Israel's policy of "targeted killing" for militants in the Palestinian territories has been in place since the early 2000s. Sanctioned at the highest levels of the government and military, it began as a way to eliminate targets that the military felt it couldn't detain or arrest. It's been used most widely in the Gaza Strip, particularly after Israel withdrew from the coastal territory in 2005.
The country first employed the tactic "in instances when Israel could not physically reach the target and apprehend him or her without minimum collateral damage," said Yaakov Katz, a military analyst and the author of "Israel vs. Iran: The Shadow War."
"What started with large-scale bombings has been perfected over the years with the use of surgical, accurate weapons that rarely cause civilian casualties."
Palestinian rights groups, however, claim that civilian casualties occur regularly, including among the children and other family members of those targeted.
In December 2006, Israel's high court rejected a petition by a human rights group that called for ending targeted killings, but it ruled that restrictions and limitations must be placed on the policy and that each instance be evaluated. Since then, however, Israel's military has frozen the policy periodically, most recently from last summer to January.
"We decided to stop the policy for a time to give things a chance to cool down and re-evaluate it," said one Israeli military official in the southern command, who spoke only on the condition of anonymity to discuss internal military decisions. He said the policy was reinstated by IDF Chief of Staff Benny Gantz "when it became clear that it was needed again."
It continues to be controversial. In a policy paper published by the Begin-Sadat Center for Strategic Studies at Bar-Ilan University, Steven David wrote that while targeted killing "was in Israel's interest ... no compelling evidence exists that targeted killing has reduced the terrorist threat against Israel."
David added that Palestinian attacks on Israel, and Israeli casualties, increased dramatically in the first half of 2002 after more than a year of targeted killings. In many cases, he wrote, the killing of one militant leader led to others with more aggressive or hard-line views.
Still, Israeli officials said it remained a "tool in the arsenal."
"Some people say the devil you know is better then the devil you don't. But we think there are some devils we can't live with," the military official said.

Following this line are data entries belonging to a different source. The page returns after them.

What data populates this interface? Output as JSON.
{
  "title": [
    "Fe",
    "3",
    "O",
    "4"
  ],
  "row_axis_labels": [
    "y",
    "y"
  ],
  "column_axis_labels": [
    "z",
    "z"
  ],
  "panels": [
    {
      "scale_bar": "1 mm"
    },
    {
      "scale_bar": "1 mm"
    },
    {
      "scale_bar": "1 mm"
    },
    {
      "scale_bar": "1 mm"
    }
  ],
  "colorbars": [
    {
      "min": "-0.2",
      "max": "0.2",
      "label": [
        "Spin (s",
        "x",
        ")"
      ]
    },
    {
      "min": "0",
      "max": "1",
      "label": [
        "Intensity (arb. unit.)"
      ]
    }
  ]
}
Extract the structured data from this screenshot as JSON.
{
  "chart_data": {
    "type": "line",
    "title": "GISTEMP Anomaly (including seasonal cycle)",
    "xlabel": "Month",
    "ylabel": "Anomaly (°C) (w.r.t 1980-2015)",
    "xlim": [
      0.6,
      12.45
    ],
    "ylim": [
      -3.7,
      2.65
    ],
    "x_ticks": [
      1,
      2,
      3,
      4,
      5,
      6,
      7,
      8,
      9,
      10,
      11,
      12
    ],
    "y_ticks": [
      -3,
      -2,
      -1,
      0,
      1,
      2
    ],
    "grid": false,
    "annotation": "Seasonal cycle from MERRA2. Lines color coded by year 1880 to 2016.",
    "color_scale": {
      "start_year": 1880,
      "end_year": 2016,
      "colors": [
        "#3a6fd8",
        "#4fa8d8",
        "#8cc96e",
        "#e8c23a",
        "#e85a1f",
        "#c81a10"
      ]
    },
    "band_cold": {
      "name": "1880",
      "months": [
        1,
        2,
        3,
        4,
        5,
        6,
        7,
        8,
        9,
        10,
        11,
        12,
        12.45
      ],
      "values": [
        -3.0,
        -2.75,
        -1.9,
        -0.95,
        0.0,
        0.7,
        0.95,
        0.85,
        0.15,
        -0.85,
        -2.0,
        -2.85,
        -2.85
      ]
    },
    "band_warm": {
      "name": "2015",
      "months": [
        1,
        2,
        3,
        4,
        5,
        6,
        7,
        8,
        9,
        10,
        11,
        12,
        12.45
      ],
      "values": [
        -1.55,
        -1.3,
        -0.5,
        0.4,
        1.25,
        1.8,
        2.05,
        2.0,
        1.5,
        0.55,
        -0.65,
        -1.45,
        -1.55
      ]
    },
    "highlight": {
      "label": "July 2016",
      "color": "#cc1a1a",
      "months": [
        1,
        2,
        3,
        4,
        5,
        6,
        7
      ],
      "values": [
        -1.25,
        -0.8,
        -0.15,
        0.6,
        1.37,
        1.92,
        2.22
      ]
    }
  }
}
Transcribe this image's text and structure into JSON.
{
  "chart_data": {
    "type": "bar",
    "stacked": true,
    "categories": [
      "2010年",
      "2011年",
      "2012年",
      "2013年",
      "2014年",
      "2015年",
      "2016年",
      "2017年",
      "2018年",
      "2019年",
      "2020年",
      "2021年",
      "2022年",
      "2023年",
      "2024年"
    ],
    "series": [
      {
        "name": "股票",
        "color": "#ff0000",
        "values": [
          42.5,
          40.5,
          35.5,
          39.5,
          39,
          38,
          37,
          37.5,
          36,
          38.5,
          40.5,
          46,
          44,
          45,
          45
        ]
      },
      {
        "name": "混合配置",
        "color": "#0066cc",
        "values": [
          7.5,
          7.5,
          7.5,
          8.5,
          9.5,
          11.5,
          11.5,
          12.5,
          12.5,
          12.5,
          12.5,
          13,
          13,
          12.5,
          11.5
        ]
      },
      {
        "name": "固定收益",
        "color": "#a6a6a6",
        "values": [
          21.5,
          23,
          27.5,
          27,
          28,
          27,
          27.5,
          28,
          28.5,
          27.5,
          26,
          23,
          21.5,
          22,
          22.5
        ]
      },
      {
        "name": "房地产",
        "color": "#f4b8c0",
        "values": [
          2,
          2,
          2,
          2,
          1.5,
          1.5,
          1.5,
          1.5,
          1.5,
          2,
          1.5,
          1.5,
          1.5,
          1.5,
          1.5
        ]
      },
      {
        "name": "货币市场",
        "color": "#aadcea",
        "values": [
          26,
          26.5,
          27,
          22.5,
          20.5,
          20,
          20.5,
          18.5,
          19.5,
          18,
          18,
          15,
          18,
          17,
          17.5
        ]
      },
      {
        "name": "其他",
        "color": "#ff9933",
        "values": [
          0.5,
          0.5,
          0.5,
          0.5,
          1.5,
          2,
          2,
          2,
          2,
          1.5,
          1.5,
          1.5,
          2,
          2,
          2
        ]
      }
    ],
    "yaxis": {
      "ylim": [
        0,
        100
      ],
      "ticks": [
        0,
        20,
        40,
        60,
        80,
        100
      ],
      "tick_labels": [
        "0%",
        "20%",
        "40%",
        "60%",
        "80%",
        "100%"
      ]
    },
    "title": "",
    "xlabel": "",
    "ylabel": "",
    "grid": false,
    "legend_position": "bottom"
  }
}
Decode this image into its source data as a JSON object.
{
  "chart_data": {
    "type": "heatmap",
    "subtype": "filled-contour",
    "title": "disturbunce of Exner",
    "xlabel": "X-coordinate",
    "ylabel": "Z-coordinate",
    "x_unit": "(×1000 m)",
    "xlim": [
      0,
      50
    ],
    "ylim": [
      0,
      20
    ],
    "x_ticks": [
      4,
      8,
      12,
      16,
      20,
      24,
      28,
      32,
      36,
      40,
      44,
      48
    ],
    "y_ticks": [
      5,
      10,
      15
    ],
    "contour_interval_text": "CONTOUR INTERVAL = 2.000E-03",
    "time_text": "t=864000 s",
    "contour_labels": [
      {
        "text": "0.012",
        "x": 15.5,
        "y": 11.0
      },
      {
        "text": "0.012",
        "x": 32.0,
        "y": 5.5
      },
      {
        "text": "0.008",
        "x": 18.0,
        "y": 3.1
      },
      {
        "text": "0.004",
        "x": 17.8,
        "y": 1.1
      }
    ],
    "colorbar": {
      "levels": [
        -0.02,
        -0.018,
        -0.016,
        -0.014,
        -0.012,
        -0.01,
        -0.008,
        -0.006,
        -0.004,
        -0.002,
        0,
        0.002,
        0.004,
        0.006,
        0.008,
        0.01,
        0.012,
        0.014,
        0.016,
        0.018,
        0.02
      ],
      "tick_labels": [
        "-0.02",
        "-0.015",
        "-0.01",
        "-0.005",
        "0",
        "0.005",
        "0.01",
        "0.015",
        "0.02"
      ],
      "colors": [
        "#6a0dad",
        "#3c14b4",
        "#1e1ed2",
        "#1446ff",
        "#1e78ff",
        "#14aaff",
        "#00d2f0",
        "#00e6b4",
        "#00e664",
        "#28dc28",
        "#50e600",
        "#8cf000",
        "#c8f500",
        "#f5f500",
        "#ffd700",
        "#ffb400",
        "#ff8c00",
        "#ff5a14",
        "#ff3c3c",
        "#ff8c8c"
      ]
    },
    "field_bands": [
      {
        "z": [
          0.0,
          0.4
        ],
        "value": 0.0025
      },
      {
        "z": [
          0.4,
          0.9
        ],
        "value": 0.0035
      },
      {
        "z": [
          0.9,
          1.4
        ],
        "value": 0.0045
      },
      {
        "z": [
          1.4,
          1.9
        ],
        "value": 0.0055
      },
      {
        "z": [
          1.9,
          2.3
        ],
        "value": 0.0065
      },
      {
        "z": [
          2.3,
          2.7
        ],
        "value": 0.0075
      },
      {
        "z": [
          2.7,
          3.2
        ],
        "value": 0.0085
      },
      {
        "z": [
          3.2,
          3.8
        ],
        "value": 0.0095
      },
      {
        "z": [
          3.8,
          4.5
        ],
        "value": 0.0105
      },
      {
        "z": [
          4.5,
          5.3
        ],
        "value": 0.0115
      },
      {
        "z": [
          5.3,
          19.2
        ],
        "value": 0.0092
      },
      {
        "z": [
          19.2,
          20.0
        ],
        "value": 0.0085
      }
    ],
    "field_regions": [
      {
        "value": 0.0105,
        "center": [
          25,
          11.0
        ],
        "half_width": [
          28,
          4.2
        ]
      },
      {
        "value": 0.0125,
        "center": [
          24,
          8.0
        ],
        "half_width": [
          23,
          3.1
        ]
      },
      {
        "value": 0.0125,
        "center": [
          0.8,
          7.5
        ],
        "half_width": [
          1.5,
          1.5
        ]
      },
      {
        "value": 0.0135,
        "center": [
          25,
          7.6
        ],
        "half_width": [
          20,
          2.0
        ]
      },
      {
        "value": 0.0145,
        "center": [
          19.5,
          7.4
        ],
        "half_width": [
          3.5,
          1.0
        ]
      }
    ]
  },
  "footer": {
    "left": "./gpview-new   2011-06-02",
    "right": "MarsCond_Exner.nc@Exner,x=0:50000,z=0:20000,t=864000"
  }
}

Although Israel feels pressure from human rights groups, it will continue to employ the policy as long as other "Western militaries" use similar tactics, the official said.
Over the weekend, the Euro-Mediterranean Observatory for Human Rights criticized Israel's policy of what it called "assassination of wanted people," calling it a blatant violation of international law and "murder outside the law and without trial." In Gaza, Palestinian officials said they'd like to see an end to the policy before a cease-fire was put into place.
Among Israelis whose lives have been disrupted by Palestinian rocket attacks, the policy stirs conflicting feelings.
"I don't think Israel should stop using the policy if it's effective," said Daniel Ruzus, a shop owner in Ashkelon. "But I also don't really think it is always worth it to start up all this craziness, all this violence, to kill one man they have probably already replaced."